Nurture nature

To achieve economic growth and poverty alleviation, it is imperative to constantly replenish environmental resources

 
Published: Monday 15 November 1999

environment is related essentially in two forms -- as a productive input and an amenity. In the former, the ecosystem directly contributes to the Gross Domestic Product ( gdp ) and, therefore, it is significant for the group of organisms (read people) during the course of their growth and development -- the developing world. The latter form, meanwhile, is related to those group of people who have already achieved a desired level of growth and social equity -- the developed world. Hence, while environment contributes to growth and development in the developing world, it acts as an entertainer for the developed world. Environmental economics and sciences, therefore, are vital in determining the level of natural resource exploitation.
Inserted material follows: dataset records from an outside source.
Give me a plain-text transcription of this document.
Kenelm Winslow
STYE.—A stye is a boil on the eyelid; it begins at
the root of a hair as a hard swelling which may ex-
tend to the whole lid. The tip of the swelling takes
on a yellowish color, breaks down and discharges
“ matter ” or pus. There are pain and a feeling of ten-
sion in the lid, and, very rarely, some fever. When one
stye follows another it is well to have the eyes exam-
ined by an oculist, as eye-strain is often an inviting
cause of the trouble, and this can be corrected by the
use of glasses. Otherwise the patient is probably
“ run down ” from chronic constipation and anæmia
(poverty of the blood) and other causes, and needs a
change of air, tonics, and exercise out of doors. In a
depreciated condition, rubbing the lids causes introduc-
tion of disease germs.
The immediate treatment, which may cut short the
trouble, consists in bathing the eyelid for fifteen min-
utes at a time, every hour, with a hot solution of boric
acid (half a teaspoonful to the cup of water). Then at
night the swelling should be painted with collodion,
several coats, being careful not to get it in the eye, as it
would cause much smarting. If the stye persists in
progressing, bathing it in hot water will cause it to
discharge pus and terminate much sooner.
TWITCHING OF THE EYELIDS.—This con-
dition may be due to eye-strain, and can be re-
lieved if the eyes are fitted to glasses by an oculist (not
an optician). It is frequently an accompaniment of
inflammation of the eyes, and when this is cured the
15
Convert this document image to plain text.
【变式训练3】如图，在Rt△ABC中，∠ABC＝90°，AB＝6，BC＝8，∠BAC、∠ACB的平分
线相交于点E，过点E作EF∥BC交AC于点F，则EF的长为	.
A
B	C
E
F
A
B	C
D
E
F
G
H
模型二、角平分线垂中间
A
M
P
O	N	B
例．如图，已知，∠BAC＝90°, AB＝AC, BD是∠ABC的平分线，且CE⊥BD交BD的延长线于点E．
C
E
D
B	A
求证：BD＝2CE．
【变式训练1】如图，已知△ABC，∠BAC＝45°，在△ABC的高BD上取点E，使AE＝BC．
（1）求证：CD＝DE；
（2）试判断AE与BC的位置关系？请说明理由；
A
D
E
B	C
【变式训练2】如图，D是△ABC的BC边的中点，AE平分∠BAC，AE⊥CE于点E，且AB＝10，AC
Demand-supply forces, however, operate when environmental resources start influencing human well-being in either of the two forms. Hence, natural forces and regulatory mechanisms are the key to equate the demand-supply conditions for a given stock of resources, its utilisation and welfare maximisation. A number of factors, such as population growth, property rights, economic institutions and level of economic competition, are crucial in determining the effective relationship between development (or poverty) and environment. For instance, an excessive pressure of population has the potential of completely negating the need for preserving the environmental resources towards a judicious use pattern, which will have devastating effects on local communities. It is found that poor people have high discount rates -- which implies that they would discount future consequences from the current degradation of their resource base. Hence poverty, growth and environment become a vicious cycle.

According to the World Bank, around 65 per cent of the world population lives in low-income countries. The share of labour force engaged in the agriculture sector of these countries is also very high and agriculture accounts for 30 per cent of the gdp . In sharp contrast, in the industrial world, agriculture accommodates only six per cent of the labour force and accounts for two per cent of the gdp . Environment for the latter is, therefore, an amenity -- a factor that induces enjoyment directly and not as a factor used in producing something beneficial.
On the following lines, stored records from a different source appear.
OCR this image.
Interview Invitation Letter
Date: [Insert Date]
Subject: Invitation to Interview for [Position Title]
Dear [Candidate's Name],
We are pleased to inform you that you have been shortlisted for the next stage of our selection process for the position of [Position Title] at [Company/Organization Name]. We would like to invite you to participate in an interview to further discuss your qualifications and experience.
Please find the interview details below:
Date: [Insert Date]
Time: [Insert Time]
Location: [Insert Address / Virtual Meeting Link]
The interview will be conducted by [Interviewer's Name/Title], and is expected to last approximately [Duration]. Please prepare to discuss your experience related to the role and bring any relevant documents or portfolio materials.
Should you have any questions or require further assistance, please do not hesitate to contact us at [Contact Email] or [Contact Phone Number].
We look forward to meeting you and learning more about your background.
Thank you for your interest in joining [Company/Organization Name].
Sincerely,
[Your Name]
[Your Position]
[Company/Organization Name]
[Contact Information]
Inhabitants of the less-developed regions eke out a living directly from the ecosystem -- such as cultivation, fodder collection, fuelwood, animal care and grazing. Continuous use of the above will degrade the resources and their productivity diminishes. As the pressure of population on land is on a constant rise, the chances of substitution would also be nil. No economic policy on poverty alleviation or economic growth, therefore, is complete without considering the environment variable -- the resource base in the concerned region.

Further, within the given geographical characteristics and the level of economic activity, the demand for environmental inputs varies from place to place. It is difficult to classify environment as an input in one region and amenity in another. In other words, the environment's role in development and growth vary with the level of well-being of the habitants. Within this mixed economic background in a given locality, the rich can afford to demand a cleaner environment. This, however, would go against the environmental duty of being an input -- a paradox which has to be analysed. Hence, the real issue is to maintain a balance between development and environment.

Population growth and rapid urbanisation in developing countries damage environment in the absence of constraints in infrastructural investments. Studies reveal that with a degraded environment and resource base, population increases -- in a doomed attempt to compensate declining productivity with more number of labourers.